Bringing legislation to the floor that has more Democratic support than Republican support is what cost former House Speaker Kevin McCarthy his job last fall. This is Johnson’s second clean CR since he took the top job in the House and while no member has filed a “motion to vacate” the Chair of the House, it only takes one and there are certainly more than one House Republican who objects to the current FY 2024 budget negotiations. 

It is important to remember that if Congress cannot enact all 12 annual appropriations bills by April 1, last spring’s budget agreement includes a mechanism that would automatically enact a year-long CR with a 1% across-the-board cut to all programs, including Defense, the idea being that such an outcome would be so unpalatable it will force an agreement. In addition, a year-long CR would also likely mean the demise of all of the Community Project Funding projects (earmarks) included in the FY 2024 appropriations bills pending in the House and Senate.

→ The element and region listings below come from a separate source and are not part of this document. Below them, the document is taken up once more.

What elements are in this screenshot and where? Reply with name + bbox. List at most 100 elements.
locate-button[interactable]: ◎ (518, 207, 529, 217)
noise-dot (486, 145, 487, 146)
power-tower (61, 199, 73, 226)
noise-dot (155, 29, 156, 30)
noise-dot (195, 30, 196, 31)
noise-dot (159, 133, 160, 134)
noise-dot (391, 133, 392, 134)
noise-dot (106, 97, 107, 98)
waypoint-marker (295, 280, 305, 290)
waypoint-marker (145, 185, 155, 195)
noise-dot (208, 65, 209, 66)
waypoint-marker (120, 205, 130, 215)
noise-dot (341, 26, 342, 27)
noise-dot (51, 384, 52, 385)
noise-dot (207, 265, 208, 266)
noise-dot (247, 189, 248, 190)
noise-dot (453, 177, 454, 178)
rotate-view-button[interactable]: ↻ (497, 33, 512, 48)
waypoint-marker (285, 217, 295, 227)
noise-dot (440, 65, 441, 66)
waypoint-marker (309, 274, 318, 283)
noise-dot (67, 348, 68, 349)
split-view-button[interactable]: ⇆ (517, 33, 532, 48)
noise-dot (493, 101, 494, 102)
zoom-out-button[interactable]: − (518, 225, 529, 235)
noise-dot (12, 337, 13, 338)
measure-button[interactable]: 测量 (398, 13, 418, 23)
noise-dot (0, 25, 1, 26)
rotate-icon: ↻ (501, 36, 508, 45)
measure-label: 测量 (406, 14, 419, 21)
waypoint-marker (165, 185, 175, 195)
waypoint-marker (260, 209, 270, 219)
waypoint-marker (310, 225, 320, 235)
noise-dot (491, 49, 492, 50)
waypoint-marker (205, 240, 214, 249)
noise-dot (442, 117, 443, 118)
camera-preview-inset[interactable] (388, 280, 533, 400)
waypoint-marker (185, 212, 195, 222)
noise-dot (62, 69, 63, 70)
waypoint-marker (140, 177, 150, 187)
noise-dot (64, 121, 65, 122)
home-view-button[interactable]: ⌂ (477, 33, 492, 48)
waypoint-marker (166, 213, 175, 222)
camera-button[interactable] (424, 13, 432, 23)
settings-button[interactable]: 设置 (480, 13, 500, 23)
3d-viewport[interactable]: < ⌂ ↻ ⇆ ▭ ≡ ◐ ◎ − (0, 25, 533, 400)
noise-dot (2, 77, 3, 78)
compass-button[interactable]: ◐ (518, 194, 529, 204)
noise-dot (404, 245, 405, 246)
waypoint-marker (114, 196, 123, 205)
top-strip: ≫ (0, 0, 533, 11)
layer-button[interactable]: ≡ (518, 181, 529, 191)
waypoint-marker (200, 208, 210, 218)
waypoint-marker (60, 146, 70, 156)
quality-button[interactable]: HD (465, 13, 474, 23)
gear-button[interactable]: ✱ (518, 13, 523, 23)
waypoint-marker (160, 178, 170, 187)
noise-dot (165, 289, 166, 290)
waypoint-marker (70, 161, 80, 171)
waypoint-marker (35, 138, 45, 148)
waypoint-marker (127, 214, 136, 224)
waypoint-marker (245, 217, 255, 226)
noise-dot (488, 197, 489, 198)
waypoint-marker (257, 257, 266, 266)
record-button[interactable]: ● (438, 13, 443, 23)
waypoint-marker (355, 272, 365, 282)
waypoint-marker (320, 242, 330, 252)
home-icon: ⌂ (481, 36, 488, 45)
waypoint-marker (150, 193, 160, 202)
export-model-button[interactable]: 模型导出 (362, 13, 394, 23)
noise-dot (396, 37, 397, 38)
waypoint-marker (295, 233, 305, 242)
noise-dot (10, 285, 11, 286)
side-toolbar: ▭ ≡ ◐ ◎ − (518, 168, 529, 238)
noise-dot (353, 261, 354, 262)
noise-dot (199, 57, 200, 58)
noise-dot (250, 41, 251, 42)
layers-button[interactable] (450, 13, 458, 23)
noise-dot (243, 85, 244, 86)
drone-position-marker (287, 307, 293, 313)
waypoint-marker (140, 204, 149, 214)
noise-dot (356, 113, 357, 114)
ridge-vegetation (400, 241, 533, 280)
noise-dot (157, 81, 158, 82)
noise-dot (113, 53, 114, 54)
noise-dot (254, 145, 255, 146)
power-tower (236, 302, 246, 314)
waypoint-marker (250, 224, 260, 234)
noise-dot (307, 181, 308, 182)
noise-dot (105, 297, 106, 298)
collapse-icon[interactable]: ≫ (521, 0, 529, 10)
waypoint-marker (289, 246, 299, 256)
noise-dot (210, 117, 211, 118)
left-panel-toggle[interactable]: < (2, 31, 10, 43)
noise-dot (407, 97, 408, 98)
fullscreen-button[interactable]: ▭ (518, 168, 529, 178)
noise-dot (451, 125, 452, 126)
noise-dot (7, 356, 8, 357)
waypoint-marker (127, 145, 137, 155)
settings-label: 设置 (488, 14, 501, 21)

Tax Relief for American Families and Workers Act of 2024

Meanwhile, the respective chairs of the congressional tax writing committees announced a deal on a tax proposal (HR 7024) that addresses a major Republican priority (extension of the Research and Development tax credit) and a major Democratic priority (expansion of the Child Tax Credit). Tax bills are notoriously difficult to move through Congress, so the plan is not a done deal, but its bipartisan nature may yield results. The House Ways and Means Committee approved the bill by a vote of 40-3 and the full House and Senate Finance Committee may take up the bill soon. 

Administration

In addition to action on Capitol Hill, key issues for local governments in 2024 will include ongoing implementation of the Infrastructure Investment and Jobs Act/Bipartisan Infrastructure Law and of the Inflation Reduction Act.

On the latter, a key development for local governments is ongoing Treasury Department and Department of Energy guidance, regulations, and forms for the law’s Elective Pay/Direct Pay provision, which allow entities without tax liability, including local governments, to claim some of the law’s clean energy tax credits.

The IRS and White House Elective Pay websites have detailed information:

In addition, local governments will continue to track the Administration’s regulatory agenda, including new drinking water and clean air standards.